Parecia que nas entranhas da Nau “ batia o coração da pátria, a voz de oito séculos que não se calava” ,
Assim perorou S.Exª o Rev.º Bispo, não se podendo, por bom aviso , aqui ter a certeza se a convicção lhe viria de sábia auscultação ,se por exclusiva hiperbolização oratória, admissível nestas ocasiões consagradas. Verdade indesmentível, essa era, a associação que o regime de Salazar pretendia fazer da Nau, tornando-a um símbolo, uma fénix renascida, emergida para reencarnar a acção civilizadora da «Pátria Portuguesa», numa encenação com que se visava sugerir o reeditar da epopeia da gesta colonizadora de outrora. Uma reafirmação da visão nacionalista do « Império», de que Salazar se julgava ser o último guardião, e com a qual se propunha desviar a atenção dos ataques exteriores - e de alguns tímidos espasmos interiores – que, escapados à malha apertada da censura, se começavam a fazer ouvir, pondo em causa a pretensão da afirmação - e manutenção - de uma pátria , una, que se estendia do Minho a Timor. Um Só Povo; uma só Nação- propalava o regime à época .E um só rosto, o de -Salazar! - imagem de predestinado para o cumprimento de uma missão superior, a de dar corpo ao desígnio de continuidade do Império, uno.
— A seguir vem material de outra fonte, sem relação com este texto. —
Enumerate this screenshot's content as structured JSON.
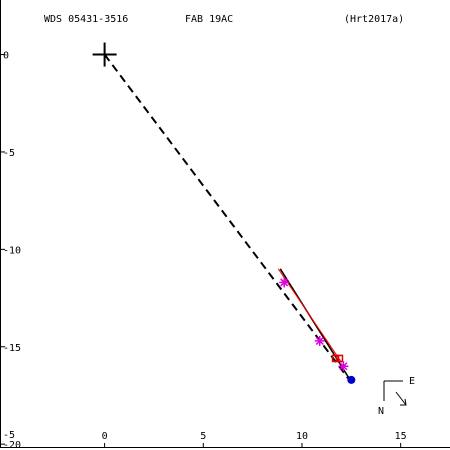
{
  "header": {
    "wds": "WDS 05431-3516",
    "discoverer": "FAB  19AC",
    "reference": "(Hrt2017a)"
  },
  "compass": {
    "north": "N",
    "east": "E"
  },
  "chart_data": {
    "type": "scatter",
    "title": "WDS 05431-3516  FAB  19AC  (Hrt2017a)",
    "xlabel": "",
    "ylabel": "",
    "xlim": [
      -5.3,
      17.5
    ],
    "ylim": [
      -20.3,
      2.8
    ],
    "x_ticks": [
      0,
      5,
      10,
      15
    ],
    "y_ticks": [
      0,
      -5,
      -10,
      -15,
      -20
    ],
    "x_tick_labels": [
      "0",
      "5",
      "10",
      "15"
    ],
    "y_tick_labels": [
      "0",
      "-5",
      "-10",
      "-15",
      "-20"
    ],
    "corner_label": "-5",
    "primary": {
      "x": 0,
      "y": 0
    },
    "dashed_line": {
      "from": [
        0,
        0
      ],
      "to": [
        12.4,
        -16.7
      ]
    },
    "orbit_line": {
      "from": [
        8.9,
        -11.0
      ],
      "to": [
        12.5,
        -16.8
      ],
      "color": "#000000"
    },
    "residual_line": {
      "from": [
        8.8,
        -11.0
      ],
      "to": [
        12.0,
        -15.8
      ],
      "color": "#ff0000"
    },
    "series": [
      {
        "marker": "asterisk",
        "color": "#e000e0",
        "points": [
          [
            9.1,
            -11.7
          ],
          [
            10.9,
            -14.7
          ],
          [
            12.1,
            -16.0
          ]
        ]
      },
      {
        "marker": "square",
        "color": "#e00000",
        "points": [
          [
            11.7,
            -15.6
          ],
          [
            11.9,
            -15.6
          ]
        ]
      },
      {
        "marker": "filled-circle",
        "color": "#0000cc",
        "points": [
          [
            12.5,
            -16.7
          ]
        ]
      }
    ]
  }
}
Para tal desiderato a Nau a fundear na doca de Belém, serviria de «âncora» à grandiosa «Exposição do Mundo Português«, estrondosa, impante e charmosa comemoração histórico - patriótica (bem recheada de simbolismo na comemoração dos 800 anos da fundação da Nacionalidade (1140), e dos 300 anos da Restauração da Independência -1640), que se pretendia, viesse a ser, veiculo privilegiado de afirmação das virtudes (?!) do regime corporativo, pretensamente o garante do destino herdado na «mensagem» dos seus maiores.
Acção propagandística para uso interno – com que era suposto regenerar e revigorar o regime - mas e também, apostada em ser notada e referenciada no exterior, num momento em que turvas nuvens se adensavam sobre o espaço europeu ,prenunciando um período de conturbado conflito que iria de novo deixar um rasto de morte e destruição, por toda a Europa. Esta iniciativa portuguesa daria uma imagem de unidade , de paz e progresso, internos , enviando um «recado» para o exterior no sentido de consolidar a posição neutral, que Salazar, astuciosamente, pretendia afirmar, ao permitir apenas a presença do Brasil no certame. A «Exposição do Mundo Português» ajudaria - essa era a intenção – a criar a ideia de um Portugal alheado, embora na realidade não o fosse tanto, das disputas ideológicas dos blocos europeus, já então envolvidos no limiar de um conflito generalizado, que transformaria a Europa no palco sangrento onde se desenrolou a 2ª Grande Guerra Mundial.
fig2- A Entrada da Exposição
Da acção de promoção do evento – encenação caseira das Grandes Exposições Mundiais -, se encarregaria a Comissão de Propaganda de António Ferro, criada para trabalhar e fazer passar a ideia de aqui morava «uma só Nação, una e indivisível , pluricontinental», estendida da Europa a Timor, habitada por «um só Povo vivendo em paz e concórdia», sob protecção de um eleito . Pátria que exibia a singularidade de ser capaz de absorver o paradigma da convivência de raças , credos, etnias e culturas, diferentes, vivendo em - completa (?!) -paz.